Examine hypothesis matching, surface-workspace effects, perception gap, and truncation analysis:

# Single track: full analysis or summary
python analyze.py --csv results/codex_interpreted/results.csv --summary
python analyze.py --csv results/codex_raw/results.csv --full

# Filter by track
python analyze.py --csv results/codex_interpreted/results.csv --track t1_codex_interpreted

# Compare interpreted tracks, T1 vs T2, isolates workspace effect
python analyze.py \
   --csv results/codex_interpreted/results.csv \
         results/vscode_codex_interpreted/results.csv --full

# Compare raw tracks, T3 vs T4, isolates surface effect on retrieval ceiling
python analyze.py \
   --csv results/codex_raw/results.csv \
         results/vscode_codex_raw/results.csv --full

# Compare all four tracks
python analyze.py \
   --csv results/codex_interpreted/results.csv \
         results/vscode_codex_interpreted/results.csv \
         results/codex_raw/results.csv \
         results/vscode_codex_raw/results.csv --full

Provide the full relative path including subdirectory - results/codex_interpreted/results.csv

Generating Summary Templates

Generate pre-structured Markdown summary templates to fill in after each test series:

# Single test, single track
python template.py --test BL-1 --track codex_raw

# All four tracks for a single test
python template.py --test BL-1 --all-tracks

# All tests for a single track
python template.py --track codex_raw --all-tests

# All 48 combinations
python template.py --all-tests --all-tracks

# Regenerate a template after changes to `TEST_URLS` or `TRACKS`
python template.py --test BL-1 --track codex_raw --overwrite

# Preview without writing a file
python template.py --test BL-1 --track codex_raw --preview

Templates written to summaries/{track}/{test_id}_summary.md.

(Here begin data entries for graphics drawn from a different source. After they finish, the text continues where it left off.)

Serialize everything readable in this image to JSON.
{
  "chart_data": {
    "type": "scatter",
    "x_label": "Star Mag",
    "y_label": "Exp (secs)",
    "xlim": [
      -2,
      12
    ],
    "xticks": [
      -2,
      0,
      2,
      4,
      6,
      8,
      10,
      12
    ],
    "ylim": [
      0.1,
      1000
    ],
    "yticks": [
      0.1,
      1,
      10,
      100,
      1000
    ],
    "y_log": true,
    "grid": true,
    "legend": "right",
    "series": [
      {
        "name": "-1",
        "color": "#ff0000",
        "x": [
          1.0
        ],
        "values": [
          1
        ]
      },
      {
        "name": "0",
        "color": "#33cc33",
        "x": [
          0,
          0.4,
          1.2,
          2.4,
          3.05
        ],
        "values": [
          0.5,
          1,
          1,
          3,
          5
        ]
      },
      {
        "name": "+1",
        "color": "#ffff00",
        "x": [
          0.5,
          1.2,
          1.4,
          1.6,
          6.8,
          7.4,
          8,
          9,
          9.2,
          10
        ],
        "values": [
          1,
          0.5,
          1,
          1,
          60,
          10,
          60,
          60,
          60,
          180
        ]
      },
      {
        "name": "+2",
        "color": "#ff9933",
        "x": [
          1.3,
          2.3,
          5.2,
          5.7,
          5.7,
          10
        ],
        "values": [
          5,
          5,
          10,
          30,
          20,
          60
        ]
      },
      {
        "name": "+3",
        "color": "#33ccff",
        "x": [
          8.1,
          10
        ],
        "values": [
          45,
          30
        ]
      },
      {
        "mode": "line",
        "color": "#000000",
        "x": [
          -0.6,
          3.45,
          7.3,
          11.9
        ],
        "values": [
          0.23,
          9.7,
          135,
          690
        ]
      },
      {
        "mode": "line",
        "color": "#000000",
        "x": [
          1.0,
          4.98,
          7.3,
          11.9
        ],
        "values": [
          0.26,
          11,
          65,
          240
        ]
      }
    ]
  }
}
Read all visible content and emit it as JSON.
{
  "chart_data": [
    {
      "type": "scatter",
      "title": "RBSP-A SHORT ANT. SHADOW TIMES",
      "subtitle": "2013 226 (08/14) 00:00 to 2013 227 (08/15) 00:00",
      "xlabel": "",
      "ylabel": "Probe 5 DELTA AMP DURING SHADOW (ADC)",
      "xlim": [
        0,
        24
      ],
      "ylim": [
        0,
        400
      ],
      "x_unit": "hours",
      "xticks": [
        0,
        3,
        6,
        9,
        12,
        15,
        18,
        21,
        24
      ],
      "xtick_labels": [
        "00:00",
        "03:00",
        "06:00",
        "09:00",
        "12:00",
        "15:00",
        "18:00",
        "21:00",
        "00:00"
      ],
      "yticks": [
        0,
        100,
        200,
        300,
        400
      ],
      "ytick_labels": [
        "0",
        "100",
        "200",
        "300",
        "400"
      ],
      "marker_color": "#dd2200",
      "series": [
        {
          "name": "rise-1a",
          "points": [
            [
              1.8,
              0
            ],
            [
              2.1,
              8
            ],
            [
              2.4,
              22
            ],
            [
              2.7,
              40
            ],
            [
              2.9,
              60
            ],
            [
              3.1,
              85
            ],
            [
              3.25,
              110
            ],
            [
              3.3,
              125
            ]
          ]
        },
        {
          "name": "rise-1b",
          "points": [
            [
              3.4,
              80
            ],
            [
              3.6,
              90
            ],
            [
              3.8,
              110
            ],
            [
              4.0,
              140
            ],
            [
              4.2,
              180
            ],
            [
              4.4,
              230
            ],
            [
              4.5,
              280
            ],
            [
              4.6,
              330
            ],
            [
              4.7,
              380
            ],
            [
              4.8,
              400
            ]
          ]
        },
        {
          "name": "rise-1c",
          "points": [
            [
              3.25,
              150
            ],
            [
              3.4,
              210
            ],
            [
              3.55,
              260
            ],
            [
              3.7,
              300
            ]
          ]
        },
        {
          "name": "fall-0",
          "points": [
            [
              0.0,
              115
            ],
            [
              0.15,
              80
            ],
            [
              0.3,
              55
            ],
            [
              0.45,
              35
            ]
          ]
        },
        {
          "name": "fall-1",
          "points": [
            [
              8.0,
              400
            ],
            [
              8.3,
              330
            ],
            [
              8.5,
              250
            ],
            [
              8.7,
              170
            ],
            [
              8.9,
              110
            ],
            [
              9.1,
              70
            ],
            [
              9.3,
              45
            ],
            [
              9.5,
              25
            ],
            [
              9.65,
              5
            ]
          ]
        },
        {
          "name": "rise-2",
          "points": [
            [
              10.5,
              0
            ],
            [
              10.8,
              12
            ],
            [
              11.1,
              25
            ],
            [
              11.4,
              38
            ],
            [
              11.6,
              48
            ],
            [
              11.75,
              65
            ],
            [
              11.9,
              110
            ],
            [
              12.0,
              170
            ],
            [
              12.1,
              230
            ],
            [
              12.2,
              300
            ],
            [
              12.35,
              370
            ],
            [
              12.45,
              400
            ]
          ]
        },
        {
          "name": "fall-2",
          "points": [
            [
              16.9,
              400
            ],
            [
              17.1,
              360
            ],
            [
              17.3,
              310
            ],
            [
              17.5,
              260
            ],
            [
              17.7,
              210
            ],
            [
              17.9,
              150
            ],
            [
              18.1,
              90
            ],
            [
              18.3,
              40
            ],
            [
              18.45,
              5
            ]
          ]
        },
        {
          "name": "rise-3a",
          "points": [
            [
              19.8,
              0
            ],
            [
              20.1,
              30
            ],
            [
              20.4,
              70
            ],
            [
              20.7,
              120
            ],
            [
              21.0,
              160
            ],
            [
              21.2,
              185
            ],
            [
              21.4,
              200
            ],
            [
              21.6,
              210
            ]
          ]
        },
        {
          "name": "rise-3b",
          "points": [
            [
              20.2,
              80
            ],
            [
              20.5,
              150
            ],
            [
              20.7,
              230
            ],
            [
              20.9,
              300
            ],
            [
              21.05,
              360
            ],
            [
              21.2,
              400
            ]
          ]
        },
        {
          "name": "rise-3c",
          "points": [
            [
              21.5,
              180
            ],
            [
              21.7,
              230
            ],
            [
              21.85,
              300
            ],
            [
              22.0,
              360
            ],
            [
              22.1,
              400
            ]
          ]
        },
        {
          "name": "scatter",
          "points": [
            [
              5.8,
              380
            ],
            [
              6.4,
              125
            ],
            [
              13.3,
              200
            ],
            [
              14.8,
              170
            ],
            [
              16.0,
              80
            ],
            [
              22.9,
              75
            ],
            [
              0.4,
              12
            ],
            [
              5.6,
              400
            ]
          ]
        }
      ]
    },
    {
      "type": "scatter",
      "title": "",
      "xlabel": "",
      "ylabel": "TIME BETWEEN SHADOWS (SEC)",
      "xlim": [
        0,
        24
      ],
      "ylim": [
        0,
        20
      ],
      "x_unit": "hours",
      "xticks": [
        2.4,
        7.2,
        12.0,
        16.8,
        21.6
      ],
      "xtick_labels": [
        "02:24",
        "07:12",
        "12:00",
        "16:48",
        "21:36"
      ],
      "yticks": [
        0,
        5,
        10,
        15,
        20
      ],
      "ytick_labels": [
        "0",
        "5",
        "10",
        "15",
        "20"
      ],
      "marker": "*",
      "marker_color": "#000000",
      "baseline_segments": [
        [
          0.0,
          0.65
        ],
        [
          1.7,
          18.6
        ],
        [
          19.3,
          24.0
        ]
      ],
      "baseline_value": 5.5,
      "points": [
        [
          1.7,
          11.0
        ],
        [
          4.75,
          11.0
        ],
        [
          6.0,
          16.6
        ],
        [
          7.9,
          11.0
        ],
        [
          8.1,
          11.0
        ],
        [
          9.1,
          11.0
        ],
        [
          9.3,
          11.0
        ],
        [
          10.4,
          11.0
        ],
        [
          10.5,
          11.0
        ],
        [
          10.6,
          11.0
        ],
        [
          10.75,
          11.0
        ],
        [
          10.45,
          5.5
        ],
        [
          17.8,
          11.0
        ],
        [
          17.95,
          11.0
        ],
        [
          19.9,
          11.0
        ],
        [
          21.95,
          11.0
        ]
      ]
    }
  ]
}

Each template pre-populates the test conditions table, run results table with track-appropriate columns, H1–H5 hypothesis sections with verdict placeholders, an emergent findings scaffold, and a log label summary table. Verdict reasoning, emergent findings prose, and log labels left as  placeholders for human completion.